Zudem stand wieder einmal der Fußball auf der Tagesordnung. Schon vor einem halben Jahr hatten sich die Innenminister mit möglichen Gefängnisstrafen für den Einsatz von Pyrotechnik beschäftigt. Nun sollen die Vereine ihre Bemühungen verstärken, Pyrotechnik und Gewalttäter gar nicht erst in die Stadien hineinzulassen. »Da darf man von den Vereinen schon mehr erwarten«, ließ sich Seehofer zitieren. Welche Maßnahmen konkret geplant beziehungsweise gewünscht sind, ist bislang nicht bekannt. Die Mehrheit der Innenminister hat sich außerdem erneut dagegen ausgesprochen, die Fußballclubs an den Kosten von Polizeieinsätzen zu beteiligen. Das Bundesverwaltungsgericht hatte im März entschieden, dass das grundsätzlich möglich ist. Die besondere Rechtfertigung dafür liegt dem Gericht zufolge darin, dass »die Polizei einen erheblichen Mehraufwand ­gerade aus Anlass einer kommerziellen Hochrisikoveranstaltung betreiben muss«.

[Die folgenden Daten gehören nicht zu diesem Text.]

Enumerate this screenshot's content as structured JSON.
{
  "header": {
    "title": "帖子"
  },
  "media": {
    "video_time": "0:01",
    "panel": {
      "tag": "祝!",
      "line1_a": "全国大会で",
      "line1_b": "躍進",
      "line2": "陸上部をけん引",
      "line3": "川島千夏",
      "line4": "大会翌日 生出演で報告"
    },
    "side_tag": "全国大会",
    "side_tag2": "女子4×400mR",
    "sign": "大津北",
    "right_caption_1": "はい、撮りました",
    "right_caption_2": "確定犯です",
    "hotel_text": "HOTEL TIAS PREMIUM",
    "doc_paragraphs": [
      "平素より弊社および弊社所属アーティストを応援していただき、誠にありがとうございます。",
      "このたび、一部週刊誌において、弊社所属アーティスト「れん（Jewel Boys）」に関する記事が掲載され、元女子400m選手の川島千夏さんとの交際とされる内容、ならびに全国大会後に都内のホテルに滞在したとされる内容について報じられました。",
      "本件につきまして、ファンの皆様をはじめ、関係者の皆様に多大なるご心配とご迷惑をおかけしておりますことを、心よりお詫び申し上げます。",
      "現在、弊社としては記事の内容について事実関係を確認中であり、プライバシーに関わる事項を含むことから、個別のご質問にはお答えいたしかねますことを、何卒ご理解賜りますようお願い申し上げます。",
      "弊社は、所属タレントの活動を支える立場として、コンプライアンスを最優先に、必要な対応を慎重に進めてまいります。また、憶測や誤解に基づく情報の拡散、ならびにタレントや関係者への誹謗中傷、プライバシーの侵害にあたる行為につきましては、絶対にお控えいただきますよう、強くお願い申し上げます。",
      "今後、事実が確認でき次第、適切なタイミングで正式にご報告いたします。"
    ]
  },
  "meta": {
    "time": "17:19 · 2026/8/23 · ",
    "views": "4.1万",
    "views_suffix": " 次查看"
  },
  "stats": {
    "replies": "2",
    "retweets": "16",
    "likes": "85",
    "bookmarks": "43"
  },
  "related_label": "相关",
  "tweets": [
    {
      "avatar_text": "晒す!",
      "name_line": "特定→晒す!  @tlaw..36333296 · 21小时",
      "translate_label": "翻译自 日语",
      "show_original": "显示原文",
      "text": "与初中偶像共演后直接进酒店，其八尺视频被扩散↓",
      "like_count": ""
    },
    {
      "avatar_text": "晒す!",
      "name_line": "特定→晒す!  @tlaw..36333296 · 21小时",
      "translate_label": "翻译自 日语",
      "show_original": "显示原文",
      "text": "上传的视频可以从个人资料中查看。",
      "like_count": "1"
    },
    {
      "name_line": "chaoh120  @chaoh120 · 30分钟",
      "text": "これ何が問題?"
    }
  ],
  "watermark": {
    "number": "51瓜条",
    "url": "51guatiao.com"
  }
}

Nachdem es in den vergangenen Monaten immer wieder Berichte über rechtsextreme Polizisten und die Nähe einiger Beamter zur Szene der »Reichsbürger« gegeben hatte, sah sich die IMK dazu veranlasst, auch über dieses Thema zu reden. Erst am Mittwoch vergangener Woche waren in Mecklenburg-Vorpommern vier aktive beziehungsweise ehemalige Mitglieder des Spezialeinsatzkommandos der dortigen Landespolizei festgenommen worden. Sie sollen Munition vom Landeskriminalamt gestohlen haben, auch ein Maschinengewehr wurde gefunden. ­Einer der Männer habe Kontakt zu der rechtsextremen »Prepper«-Gruppe »Nordkreuz«, hieß es von der Staatsanwaltschaft.

Pistorius bezeichnete eine »Zuverlässigkeitsprüfung« als Möglichkeit. Es wäre dann länderübergreifend erlaubt, auf von Verfassungsschutzämtern ­gespeicherte Daten über Bewerber zuzugreifen. Außerdem sollen Verbreitung und Besitz von Kinderpornographie härter bestraft, Mitgliedern ver­fassungsfeindlicher Organisationen nach Möglichkeit die Waffenerlaubnis verweigert und bundesweit Waffenverbotszonen eingeführt werden.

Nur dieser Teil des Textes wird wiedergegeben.